When I was in third grade, I realized two things: That the doctors thought something was wrong with me, and that my mother loved drugs more than she loved me.

Because while the doctors kept asking me questions and taking scans of my brain and giving my mother prescriptions for me to take, I never swallowed a single one of those pills. She would take me to the pharmacy, collect the pills, then sell them to a guy behind the gas station who smelled like my grandmother’s basement. Then she would use that money to buy little plastic bags from a different guy, the one I thought looked like a Ninja Turtle because he always wore a bandana around his forehead. Then those bags would open and the needle would come out and she would lie on the couch for hours and hours, scratching her arm and drooling, eyes unfocused.

When she was like that, I could do whatever I wanted, and I didn’t really mind that she was checked out, not exactly. I could watch TV and drink chocolate syrup out of the bottle and go play down the street until way after dark and she wouldn’t notice any of it and there was a cool sense of freedom.

But I didn’t like it when she would forget to buy groceries or make me lie to the doctors and say that even though I took all the pills the way I was supposed to, I still felt angry, I still couldn’t concentrate. Because it wasn’t true. I hadn’t taken those pills, and I didn’t feel angry.

It wasn’t until later that I figured out that my meds had a black market value as appetite suppressants and she could exchange them for heroin.

At eight, I just knew there was something wrong with both of us because I was supposed to have the drugs but she was one who couldn’t go a day without them.

So I shouldn’t have been surprised that she had disappeared during my stint in jail, but I was. I kept waiting for the day when she actually gave a shit about me, and she kept proving over and over that she didn’t.

It wouldn’t have mattered so much except that all my stuff was at her apartment, and the landlord had cleaned it out when she ditched on the rent. There was no question in my mind that she hadn’t bothered to pack up my clothes and the miscellaneous crap from twenty years to take with her. An old yearbook, the only one I’d ever had the money to buy, with the inscription from Heather Newcomb of “Stay Sweet, Phoenix,” which I had thumbed my finger over a thousand times, wondering what it meant. A Little League trophy for Best Pitcher. A watch my grandmother gave me. Nothing of value. Stupid stuff, but mine. All I had. Gone.

Wearing nothing but a pair of shorts I had borrowed from Tyler, I texted the girl painting in the kitchen, Robin. I shouldn’t, I knew that. She was way out of my league, I knew that, too. Girls like her didn’t look twice at guys who didn’t even own the shirt on their back. Or, in my case, the shorts on my ass. But for whatever reason—good manners would be my guess—she had given me her number and I was going to use it, because I needed a distraction.

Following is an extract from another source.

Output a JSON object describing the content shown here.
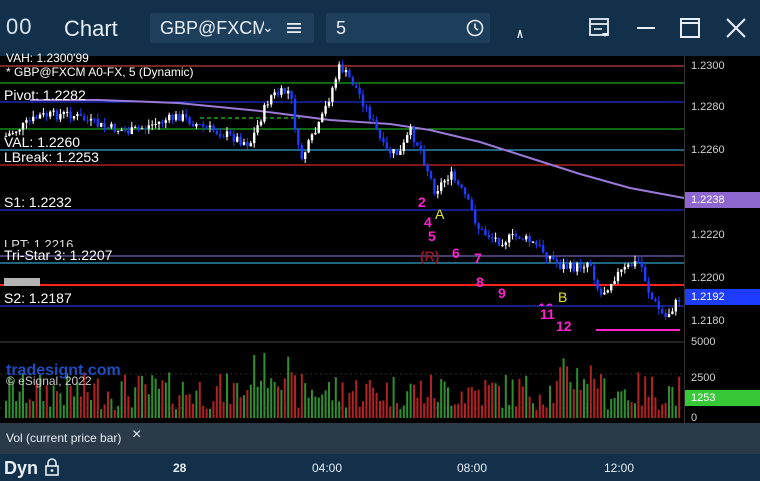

Someone to talk to about nothing.

I thought maybe she did, too. There was something . . . bruised about the way she looked. She kept her head down when talking to Jessica and held her arms across her chest a lot. Jessica, who was fucking bossy in my opinion, kept poking at her, and Robin didn’t protest, but she didn’t answer either. Not really.

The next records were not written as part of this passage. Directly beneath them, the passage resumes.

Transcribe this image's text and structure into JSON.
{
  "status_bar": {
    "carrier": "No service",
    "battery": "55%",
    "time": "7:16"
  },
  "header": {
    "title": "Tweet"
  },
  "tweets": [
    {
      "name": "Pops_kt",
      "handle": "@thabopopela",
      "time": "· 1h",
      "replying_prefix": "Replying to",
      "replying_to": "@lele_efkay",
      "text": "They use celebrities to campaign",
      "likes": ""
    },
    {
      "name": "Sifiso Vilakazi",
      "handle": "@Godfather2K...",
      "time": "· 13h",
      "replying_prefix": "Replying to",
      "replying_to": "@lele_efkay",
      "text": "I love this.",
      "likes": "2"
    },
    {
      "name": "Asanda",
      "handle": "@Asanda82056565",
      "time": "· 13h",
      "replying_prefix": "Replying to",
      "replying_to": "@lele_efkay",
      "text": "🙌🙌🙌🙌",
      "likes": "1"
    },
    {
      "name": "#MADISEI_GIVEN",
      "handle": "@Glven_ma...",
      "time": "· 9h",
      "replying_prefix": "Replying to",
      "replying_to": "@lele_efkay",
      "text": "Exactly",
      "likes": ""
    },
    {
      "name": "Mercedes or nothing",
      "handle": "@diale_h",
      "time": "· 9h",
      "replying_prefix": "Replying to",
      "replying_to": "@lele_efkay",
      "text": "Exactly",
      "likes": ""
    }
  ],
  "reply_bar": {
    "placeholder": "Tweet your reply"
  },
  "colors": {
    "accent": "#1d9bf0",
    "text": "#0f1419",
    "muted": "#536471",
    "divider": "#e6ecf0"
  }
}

There was something about the way she had sat in the living room while she thought I was asleep and hugged her knees to herself, stretching out her shirt to cover them, that made me feel just a little bit sorry for her. I’m a sucker for a sad girl, I can’t help it. It’s fucked-up, but it is what it is. Maybe because for once I feel like I actually have something to offer. Understanding, at least. There’s a difference between sad and depressed, though, and even I know not to go there with a chick who is clinical, but I knew Robin wasn’t because of the way her face changed when she started painting.

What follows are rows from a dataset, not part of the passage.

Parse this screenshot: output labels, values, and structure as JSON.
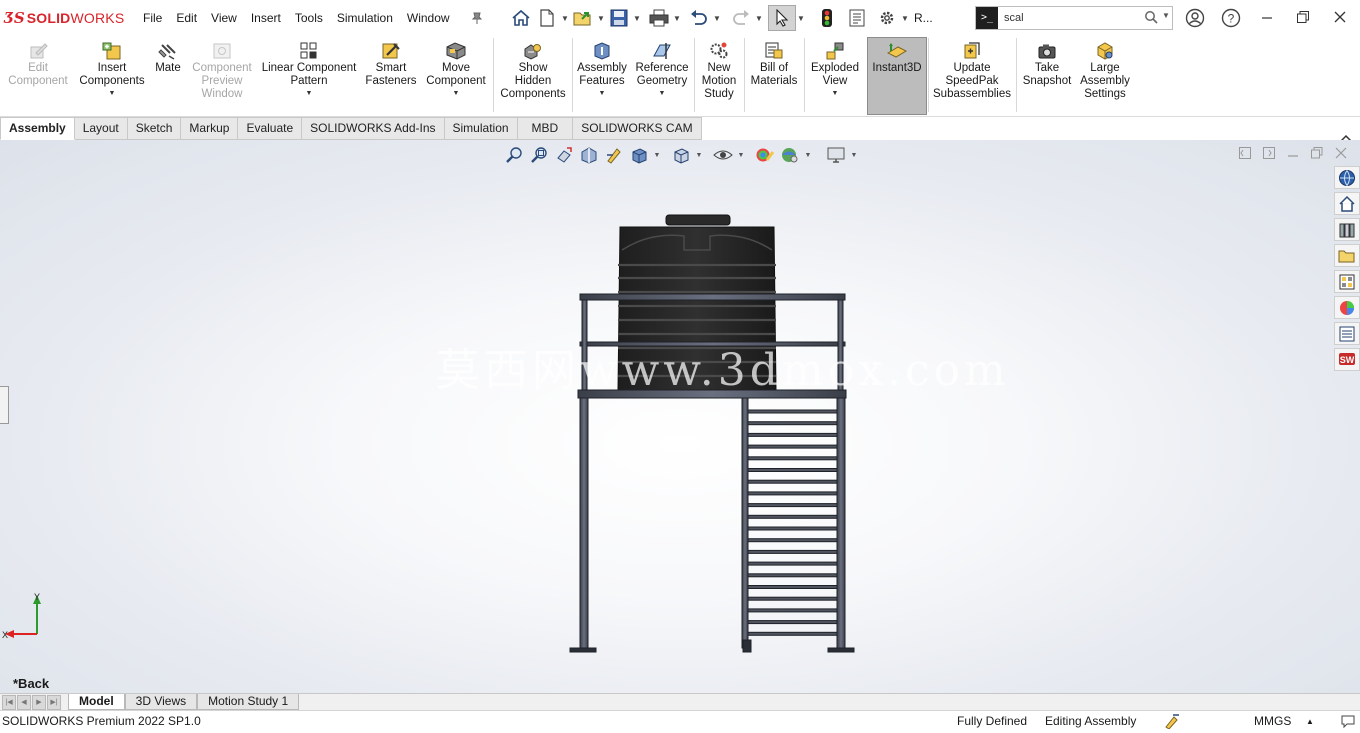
{
  "app": {
    "brand_prefix": "SOLID",
    "brand_suffix": "WORKS",
    "menu": [
      "File",
      "Edit",
      "View",
      "Insert",
      "Tools",
      "Simulation",
      "Window"
    ],
    "truncated_item": "R...",
    "search_value": "scal",
    "accent": "#d9242b"
  },
  "commands": [
    {
      "label": "Edit\nComponent",
      "icon": "edit-component-icon",
      "enabled": false,
      "dropdown": false
    },
    {
      "label": "Insert\nComponents",
      "icon": "insert-components-icon",
      "enabled": true,
      "dropdown": true
    },
    {
      "label": "Mate",
      "icon": "mate-icon",
      "enabled": true,
      "dropdown": false
    },
    {
      "label": "Component\nPreview\nWindow",
      "icon": "component-preview-icon",
      "enabled": false,
      "dropdown": false
    },
    {
      "label": "Linear Component\nPattern",
      "icon": "linear-pattern-icon",
      "enabled": true,
      "dropdown": true
    },
    {
      "label": "Smart\nFasteners",
      "icon": "smart-fasteners-icon",
      "enabled": true,
      "dropdown": false
    },
    {
      "label": "Move\nComponent",
      "icon": "move-component-icon",
      "enabled": true,
      "dropdown": true
    },
    {
      "label": "Show\nHidden\nComponents",
      "icon": "show-hidden-icon",
      "enabled": true,
      "dropdown": false
    },
    {
      "label": "Assembly\nFeatures",
      "icon": "assembly-features-icon",
      "enabled": true,
      "dropdown": true
    },
    {
      "label": "Reference\nGeometry",
      "icon": "reference-geometry-icon",
      "enabled": true,
      "dropdown": true
    },
    {
      "label": "New\nMotion\nStudy",
      "icon": "motion-study-icon",
      "enabled": true,
      "dropdown": false
    },
    {
      "label": "Bill of\nMaterials",
      "icon": "bom-icon",
      "enabled": true,
      "dropdown": false
    },
    {
      "label": "Exploded\nView",
      "icon": "exploded-view-icon",
      "enabled": true,
      "dropdown": true
    },
    {
      "label": "Instant3D",
      "icon": "instant3d-icon",
      "enabled": true,
      "dropdown": false,
      "active": true
    },
    {
      "label": "Update\nSpeedPak\nSubassemblies",
      "icon": "speedpak-icon",
      "enabled": true,
      "dropdown": false
    },
    {
      "label": "Take\nSnapshot",
      "icon": "snapshot-icon",
      "enabled": true,
      "dropdown": false
    },
    {
      "label": "Large\nAssembly\nSettings",
      "icon": "large-assembly-icon",
      "enabled": true,
      "dropdown": false
    }
  ],
  "tabs": [
    "Assembly",
    "Layout",
    "Sketch",
    "Markup",
    "Evaluate",
    "SOLIDWORKS Add-Ins",
    "Simulation",
    "MBD",
    "SOLIDWORKS CAM"
  ],
  "active_tab": "Assembly",
  "viewport": {
    "watermark": "莫西网www.3dmox.com",
    "view_label": "*Back",
    "triad_x": "X",
    "triad_y": "Y"
  },
  "bottom_tabs": [
    "Model",
    "3D Views",
    "Motion Study 1"
  ],
  "active_bottom_tab": "Model",
  "status": {
    "product": "SOLIDWORKS Premium 2022 SP1.0",
    "state": "Fully Defined",
    "mode": "Editing Assembly",
    "units": "MMGS"
  }
}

It was like her shoulders dropped and her forehead smoothed out. She was content with that brush in her hand or at least not miserable. Pretty, too. She had a tiny nose and cherry red lips and dark hair that spilled over her shoulders and made me want to bury my face in it.

So I got her number and then she left the house and I texted her and she answered me twice and then nothing. That was that.

College Girl wasn’t going to play with me, and hell, who could blame her? It had been an impulsive long shot. Disappointing, but I was used to that feeling.

Shoving the phone back in my pocket, I went into the kitchen to see if I could borrow Riley’s car. I needed to see about getting a job, as fun as that sounded. When I came into the room, conversation between Jessica and Riley came to a stop, making it pretty freakin’ obvious they were talking about me. I didn’t quite understand the new dynamics in my cousins’ house. When I had gone into jail, my aunt Dawn had still been alive, and everyone here walked on eggshells around her. Now she was dead, and Riley’s girlfriend was in the house, and she was possessive and territorial, it seemed. She had done some home improvement shit like pulling up the nasty carpet and putting cookies in the cookie jar and washing dishes.

Weird. That’s what it was. Disorienting. I think maybe she was what you call maternal, but I had such little experience with the concept I couldn’t exactly be sure. All I know is that she was a bitch to me and I wasn’t so crazy about her myself.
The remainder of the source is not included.